DeepMind, dział Google AI, wypuściło na rynek narzędzie w wersji beta, które ma pomóc w walce z dezinformacją. To ważny krok w dla wszelkiego rodzaju twórców i artystów, którzy domagają się od gigantów technologicznych respektowania praw autorskich w narzędziach AI. Zmiany mają więc znaczenie biznesowe.

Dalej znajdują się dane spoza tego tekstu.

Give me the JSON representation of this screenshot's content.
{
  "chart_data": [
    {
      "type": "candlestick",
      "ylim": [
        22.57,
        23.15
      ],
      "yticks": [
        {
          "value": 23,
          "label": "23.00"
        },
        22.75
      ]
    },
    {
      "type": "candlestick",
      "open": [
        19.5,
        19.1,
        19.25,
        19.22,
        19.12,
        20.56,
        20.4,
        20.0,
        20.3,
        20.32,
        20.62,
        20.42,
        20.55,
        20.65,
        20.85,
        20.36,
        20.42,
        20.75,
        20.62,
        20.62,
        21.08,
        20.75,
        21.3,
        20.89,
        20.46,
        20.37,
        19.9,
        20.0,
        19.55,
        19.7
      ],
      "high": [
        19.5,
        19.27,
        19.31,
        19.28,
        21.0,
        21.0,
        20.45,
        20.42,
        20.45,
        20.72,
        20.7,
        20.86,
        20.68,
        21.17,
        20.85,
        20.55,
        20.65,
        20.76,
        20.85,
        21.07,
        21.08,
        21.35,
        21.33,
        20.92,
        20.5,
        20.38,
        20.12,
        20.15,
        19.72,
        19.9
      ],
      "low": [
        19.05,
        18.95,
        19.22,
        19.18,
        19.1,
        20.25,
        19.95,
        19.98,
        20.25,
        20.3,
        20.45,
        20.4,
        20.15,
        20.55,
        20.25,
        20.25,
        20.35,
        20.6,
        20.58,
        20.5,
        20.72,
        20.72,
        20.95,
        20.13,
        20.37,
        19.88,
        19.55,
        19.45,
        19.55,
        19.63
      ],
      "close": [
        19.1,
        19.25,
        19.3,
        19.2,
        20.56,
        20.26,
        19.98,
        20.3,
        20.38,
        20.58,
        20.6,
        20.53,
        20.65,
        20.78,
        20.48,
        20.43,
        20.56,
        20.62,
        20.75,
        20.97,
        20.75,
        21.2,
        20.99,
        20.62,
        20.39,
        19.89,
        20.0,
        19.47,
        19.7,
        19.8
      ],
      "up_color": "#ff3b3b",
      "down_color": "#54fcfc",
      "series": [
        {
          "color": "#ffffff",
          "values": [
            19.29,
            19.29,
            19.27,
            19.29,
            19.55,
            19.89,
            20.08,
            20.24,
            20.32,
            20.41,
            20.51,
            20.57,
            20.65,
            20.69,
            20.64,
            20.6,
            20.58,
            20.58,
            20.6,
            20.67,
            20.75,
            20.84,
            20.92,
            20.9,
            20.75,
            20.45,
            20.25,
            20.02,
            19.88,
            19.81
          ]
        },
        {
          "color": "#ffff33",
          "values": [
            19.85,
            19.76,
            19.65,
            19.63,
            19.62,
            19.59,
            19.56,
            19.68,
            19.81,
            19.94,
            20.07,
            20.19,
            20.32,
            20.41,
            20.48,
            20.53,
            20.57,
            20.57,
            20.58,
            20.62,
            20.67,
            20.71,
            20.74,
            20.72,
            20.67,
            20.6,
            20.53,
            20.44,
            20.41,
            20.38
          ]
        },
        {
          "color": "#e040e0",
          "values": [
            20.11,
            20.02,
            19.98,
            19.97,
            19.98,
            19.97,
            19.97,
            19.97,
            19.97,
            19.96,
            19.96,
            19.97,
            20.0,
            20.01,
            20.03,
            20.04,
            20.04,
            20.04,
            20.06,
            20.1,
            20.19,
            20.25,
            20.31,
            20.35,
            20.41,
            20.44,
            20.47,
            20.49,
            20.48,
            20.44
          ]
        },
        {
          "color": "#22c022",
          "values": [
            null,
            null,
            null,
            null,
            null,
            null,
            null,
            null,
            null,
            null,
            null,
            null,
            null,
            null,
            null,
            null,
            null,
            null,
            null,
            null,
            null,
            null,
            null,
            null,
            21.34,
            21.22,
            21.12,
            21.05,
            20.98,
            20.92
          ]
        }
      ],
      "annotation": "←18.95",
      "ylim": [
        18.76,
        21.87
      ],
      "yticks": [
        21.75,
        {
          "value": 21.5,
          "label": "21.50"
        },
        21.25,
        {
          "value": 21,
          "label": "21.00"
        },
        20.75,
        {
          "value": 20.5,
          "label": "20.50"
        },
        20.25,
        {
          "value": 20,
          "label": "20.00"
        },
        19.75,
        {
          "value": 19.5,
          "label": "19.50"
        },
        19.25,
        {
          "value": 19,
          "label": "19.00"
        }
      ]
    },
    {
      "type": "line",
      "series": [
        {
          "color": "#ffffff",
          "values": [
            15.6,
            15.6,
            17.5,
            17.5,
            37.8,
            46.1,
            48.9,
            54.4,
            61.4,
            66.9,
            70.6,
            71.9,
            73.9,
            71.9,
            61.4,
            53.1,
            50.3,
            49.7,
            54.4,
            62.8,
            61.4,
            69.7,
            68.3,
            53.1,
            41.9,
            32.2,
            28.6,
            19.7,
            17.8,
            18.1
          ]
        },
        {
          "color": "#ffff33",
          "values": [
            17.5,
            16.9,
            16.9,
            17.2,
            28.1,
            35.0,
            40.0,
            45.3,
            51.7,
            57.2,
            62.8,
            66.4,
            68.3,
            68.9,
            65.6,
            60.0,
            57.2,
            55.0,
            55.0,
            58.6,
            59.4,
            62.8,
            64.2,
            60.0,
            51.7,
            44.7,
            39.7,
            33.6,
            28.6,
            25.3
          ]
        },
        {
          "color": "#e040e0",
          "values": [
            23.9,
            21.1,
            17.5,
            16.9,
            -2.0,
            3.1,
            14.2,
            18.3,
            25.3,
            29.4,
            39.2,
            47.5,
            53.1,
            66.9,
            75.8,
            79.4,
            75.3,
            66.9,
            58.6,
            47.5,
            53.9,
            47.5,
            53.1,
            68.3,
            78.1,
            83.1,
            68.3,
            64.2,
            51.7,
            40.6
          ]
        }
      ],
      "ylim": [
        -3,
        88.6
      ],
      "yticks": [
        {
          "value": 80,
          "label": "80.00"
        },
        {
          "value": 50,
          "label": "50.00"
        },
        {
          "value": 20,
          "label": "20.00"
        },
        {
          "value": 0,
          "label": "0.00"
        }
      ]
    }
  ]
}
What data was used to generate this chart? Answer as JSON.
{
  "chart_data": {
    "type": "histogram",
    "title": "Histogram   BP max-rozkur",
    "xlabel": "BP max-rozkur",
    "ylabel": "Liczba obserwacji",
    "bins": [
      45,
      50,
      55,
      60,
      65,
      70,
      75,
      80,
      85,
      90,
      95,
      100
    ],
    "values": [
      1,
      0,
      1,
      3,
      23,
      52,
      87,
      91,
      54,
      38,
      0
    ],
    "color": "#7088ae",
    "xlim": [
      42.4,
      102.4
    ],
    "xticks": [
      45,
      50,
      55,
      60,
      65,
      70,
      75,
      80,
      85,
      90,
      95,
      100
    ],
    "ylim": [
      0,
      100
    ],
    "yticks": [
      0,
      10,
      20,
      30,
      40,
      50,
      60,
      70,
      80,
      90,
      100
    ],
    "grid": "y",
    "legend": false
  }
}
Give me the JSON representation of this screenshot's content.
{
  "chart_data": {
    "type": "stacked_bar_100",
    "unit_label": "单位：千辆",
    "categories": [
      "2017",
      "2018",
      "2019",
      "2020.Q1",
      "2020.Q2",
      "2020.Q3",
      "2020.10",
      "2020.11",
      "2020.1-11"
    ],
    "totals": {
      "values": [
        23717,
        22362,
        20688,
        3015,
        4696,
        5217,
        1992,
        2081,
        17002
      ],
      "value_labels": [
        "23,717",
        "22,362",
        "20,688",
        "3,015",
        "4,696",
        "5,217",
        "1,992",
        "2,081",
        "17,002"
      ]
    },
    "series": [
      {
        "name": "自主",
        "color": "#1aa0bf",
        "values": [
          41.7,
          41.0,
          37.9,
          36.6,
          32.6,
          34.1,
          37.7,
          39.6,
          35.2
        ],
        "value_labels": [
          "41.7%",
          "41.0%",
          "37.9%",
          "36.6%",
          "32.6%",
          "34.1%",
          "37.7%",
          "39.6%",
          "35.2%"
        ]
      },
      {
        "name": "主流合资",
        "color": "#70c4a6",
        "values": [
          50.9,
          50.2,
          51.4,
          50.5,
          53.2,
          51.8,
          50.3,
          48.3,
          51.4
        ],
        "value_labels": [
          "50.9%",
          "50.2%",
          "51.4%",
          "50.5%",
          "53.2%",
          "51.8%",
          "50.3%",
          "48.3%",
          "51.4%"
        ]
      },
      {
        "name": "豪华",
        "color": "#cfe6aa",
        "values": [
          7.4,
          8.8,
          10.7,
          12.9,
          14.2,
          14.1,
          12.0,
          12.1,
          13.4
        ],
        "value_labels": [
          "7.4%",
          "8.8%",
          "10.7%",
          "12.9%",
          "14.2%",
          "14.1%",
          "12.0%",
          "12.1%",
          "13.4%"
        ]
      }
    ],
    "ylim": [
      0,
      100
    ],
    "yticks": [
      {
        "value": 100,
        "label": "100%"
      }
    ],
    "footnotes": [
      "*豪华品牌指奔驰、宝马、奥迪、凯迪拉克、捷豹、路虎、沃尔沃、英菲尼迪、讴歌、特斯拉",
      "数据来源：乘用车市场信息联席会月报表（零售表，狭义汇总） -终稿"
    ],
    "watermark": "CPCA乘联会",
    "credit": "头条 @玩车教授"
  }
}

SynthID działa jednak tylko na grafikach wygenerowanych przez sztuczną inteligencję Google’a – w programie Imagen. To narzędzie, które tworzy obrazy w oparciu o wpisany przez użytkownika tekst.
Cyfrowe znaki wodne
SynthID w obrazach generowanych przez Imagen umieszcza specjalne znaki wodne. Powstają one przez mikrozmiany w pikselach, niewidoczne dla ludzkiego oka. Jednak komputer może je wykryć bez problemu.
Znaki wodne będą nadal wykrywalne po modyfikacjach grafiki, takich jak dodanie filtru, zmiana kolorów czy kontrastu. DeepMind zaznacza jednak, że narzędzie „nie jest niezawodne wobec ekstremalnych manipulacji zdjęciem”.
Obrazy AI ze znakami wodnymi
Zmiany wprowadzone przez Google’a są wynikiem dobrowolnego podpisania porozumienia z rządem USA. Administracja Joe Bidena wypracowała zestaw dobrych praktyk i wytycznych dla bezpieczeństwa sztucznej inteligencji.
Na oznaczanie grafik znakami wodnymi oprócz Google’a zgodził się też Amazon i Microsoft. Meta pracuje nad narzędziem opartym o AI, które będzie generować materiały wideo. Na nich także mają znajdować się znaki wodne.
Chiny poszły o krok dalej. Od początku 2023 roku zakazane są tam narzędzia AI, które nie oznaczają generowanego kontentu cyfrowymi znakami wodnymi.